The committee was charged with assessing parking everywhere in the village and making recommendations, said Committee member Ann Clifton.
“We looked at Buffalo for purely safety, difficulty of passing, making sure there is parking for residents,” Clifton said. “There was never any ulterior motive other than being afraid of us having some sort of repercussions if something happened.”
A comprehensive parking solution should include keeping open the Mills lots, which have about 150 spots off Depot Road, through a long-term agreement with their owners, Reynolds said.
“Discussion on the long-term agreement was starting to happen – we’ve had good meetings with them (Adler and Roth),” he said. “Their request to the city was to create parity of parking lots, with the Depot lot becoming paid.”
Marsh said the Mills lots are usually empty towards the back, and was also concerned with the proposed long-term agreement.
“If Depot is paid parking, that’s what they want. Why approve that and not have a bargaining chip left,” he asked. “It would give away the city’s leverage.”
“We need those lots open more than they need revenue,” Reynolds said. “If they are shut down, where do those vehicles go? It would be better to work towards keeping them open.”
Luginski said they are looking at the parking issue holistically.
“There’s no agreement, no side deals to make cars go to the Roth Adler lots,” he said. “How do we get more parking in the city?
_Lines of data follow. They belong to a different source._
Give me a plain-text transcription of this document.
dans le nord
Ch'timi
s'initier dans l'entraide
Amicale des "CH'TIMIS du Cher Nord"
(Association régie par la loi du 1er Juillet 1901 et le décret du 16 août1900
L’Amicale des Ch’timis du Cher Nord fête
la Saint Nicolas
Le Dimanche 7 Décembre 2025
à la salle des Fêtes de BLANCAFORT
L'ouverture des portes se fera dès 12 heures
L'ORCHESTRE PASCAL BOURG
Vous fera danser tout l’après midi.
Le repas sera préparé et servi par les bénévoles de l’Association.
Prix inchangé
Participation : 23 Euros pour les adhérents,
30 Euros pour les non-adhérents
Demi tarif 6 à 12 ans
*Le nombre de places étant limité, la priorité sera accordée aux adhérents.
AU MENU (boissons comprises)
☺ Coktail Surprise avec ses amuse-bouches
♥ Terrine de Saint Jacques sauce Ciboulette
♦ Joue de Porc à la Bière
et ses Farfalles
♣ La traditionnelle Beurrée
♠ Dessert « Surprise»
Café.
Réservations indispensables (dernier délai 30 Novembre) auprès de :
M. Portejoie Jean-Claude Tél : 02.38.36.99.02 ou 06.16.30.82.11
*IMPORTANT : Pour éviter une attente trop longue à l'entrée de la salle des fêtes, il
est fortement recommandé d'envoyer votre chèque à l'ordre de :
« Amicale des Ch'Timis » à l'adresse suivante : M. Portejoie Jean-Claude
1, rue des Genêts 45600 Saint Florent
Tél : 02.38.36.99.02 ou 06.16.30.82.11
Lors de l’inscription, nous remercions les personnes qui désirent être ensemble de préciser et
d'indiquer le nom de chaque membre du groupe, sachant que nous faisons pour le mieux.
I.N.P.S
What are the options we have?”
Mayor Eric Haven, at the meeting as a member of the audience, said the city also has opportunities for new parking, including lots on the south and east sides of city hall.
The committee has or is considering many other ideas, including vertical or subterranean parking, and valet service, Reynolds said.
The committee adjourned without action.
“We are not even close to making a recommendation,” Clifton said.